Creamy Lemon Chicken Breast

Ingredients
Crispy Chicken
- 600g / 1.2lb chicken breasts
- 1/2 tsp cooking salt
- 1/4 tsp Black pepper
- 1/4 cup flour
- 40g / 3 tbsp butter
Sauce
- 1 - 2 garlic clove, minced
- 1 1/4 cups chicken broth/stock
- 3/4 cup cream
- 3 - 4 tbsp lemon juice
- 2 tsp Dijon mustard
- 3/4 cup parmesan cheese
To serve
- Pasta of choice
- Finely chopped parsley
Instructions
- 1
Slice chicken breast horizontally to create two thin steaks (so you end up with 4 thin steaks in total).
- 2
Sprinkle each side with salt and pepper, then coat with flour, shaking off excess.
- 3
Melt butter in a large skillet over medium high heat. Cook chicken 2 minutes on each side until golden and crispy, then remove onto plate.
- 4
Add a touch of butter if your pan is dry - but you shouldn't need it. Add garlic, stir 10 seconds.
- 5
Then add chicken broth, cream, lemon and Dijon mustard. Bring to simmer and scrape the bottom of the pan to dissolve brown bits into the liquid.
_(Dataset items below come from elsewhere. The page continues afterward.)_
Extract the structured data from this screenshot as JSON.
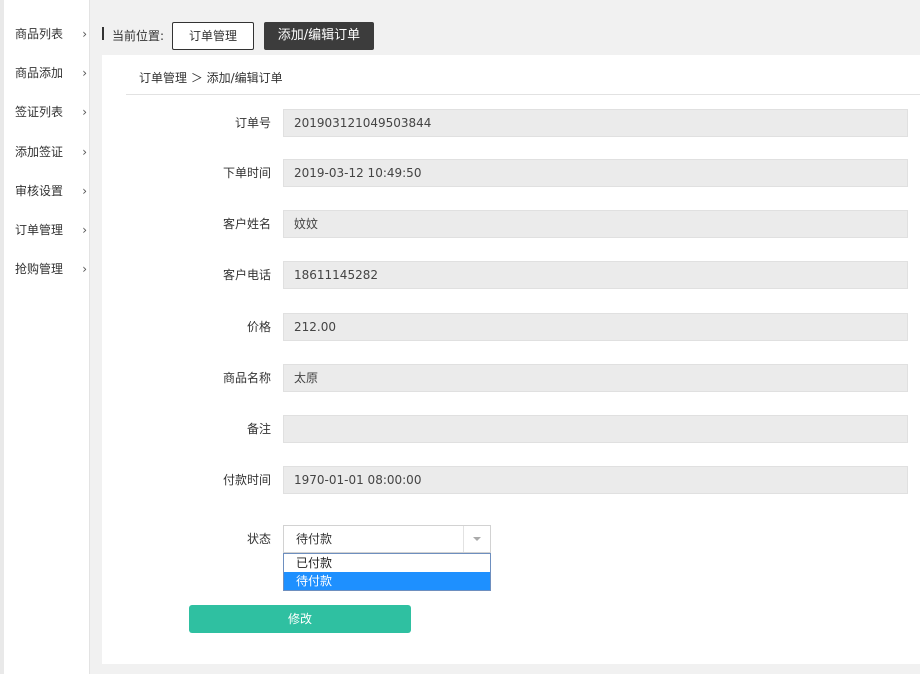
{
  "sidebar": {
    "items": [
      {
        "label": "商品列表"
      },
      {
        "label": "商品添加"
      },
      {
        "label": "签证列表"
      },
      {
        "label": "添加签证"
      },
      {
        "label": "审核设置"
      },
      {
        "label": "订单管理"
      },
      {
        "label": "抢购管理"
      }
    ],
    "chevron": "›"
  },
  "topbar": {
    "location_label": "当前位置:",
    "crumbs": [
      "订单管理",
      "添加/编辑订单"
    ]
  },
  "panel": {
    "breadcrumb": "订单管理 ＞ 添加/编辑订单"
  },
  "form": {
    "fields": [
      {
        "label": "订单号",
        "value": "201903121049503844"
      },
      {
        "label": "下单时间",
        "value": "2019-03-12 10:49:50"
      },
      {
        "label": "客户姓名",
        "value": "妏妏"
      },
      {
        "label": "客户电话",
        "value": "18611145282"
      },
      {
        "label": "价格",
        "value": "212.00"
      },
      {
        "label": "商品名称",
        "value": "太原"
      },
      {
        "label": "备注",
        "value": ""
      },
      {
        "label": "付款时间",
        "value": "1970-01-01 08:00:00"
      }
    ],
    "status": {
      "label": "状态",
      "selected": "待付款",
      "options": [
        "已付款",
        "待付款"
      ]
    },
    "submit_label": "修改"
  },
  "colors": {
    "accent": "#2fc0a1",
    "active_crumb": "#3c3c3c",
    "option_highlight": "#1e90ff"
  }
}
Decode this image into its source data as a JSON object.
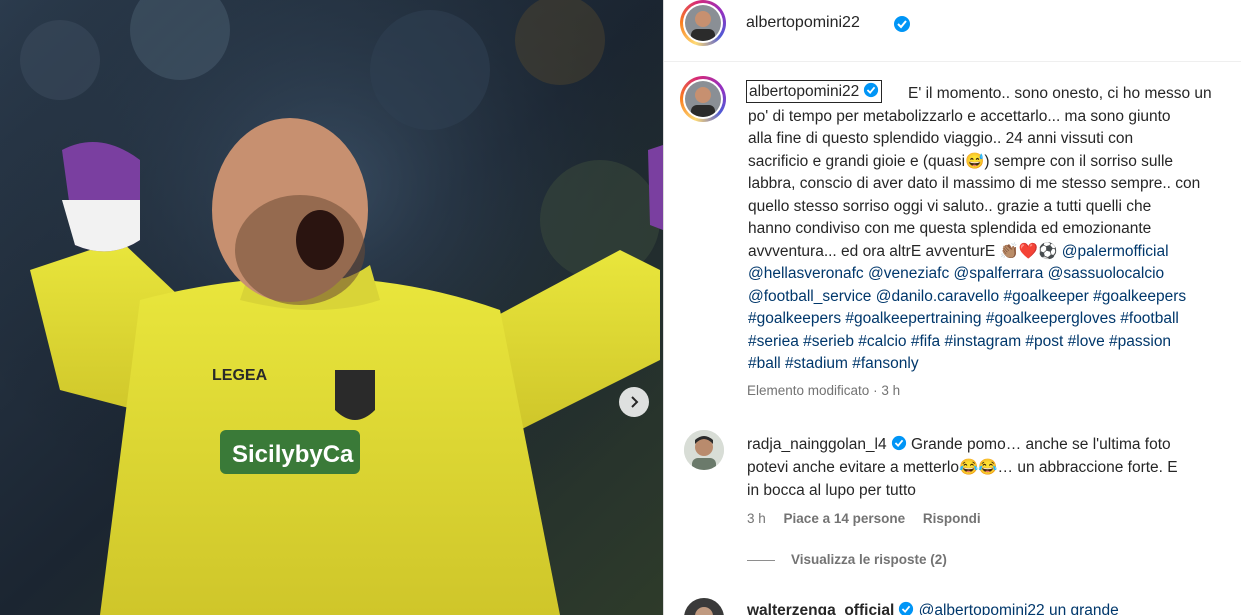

Use a whisk if needed to dissolve mustard.
- 6
Add parmesan then simmer rapidly for 3 minutes or until sauce thickens slightly. Add salt, pepper and adjust lemon to taste.
3 min - 7
Return the chicken to the pan (pour in any juices on the plate too), turn to coat.
- 8
Place chicken on serving plates with pasta or mashed potatoes. Sprinkle with fresh parsley if using. Spoon over Lemon Sauce and serve!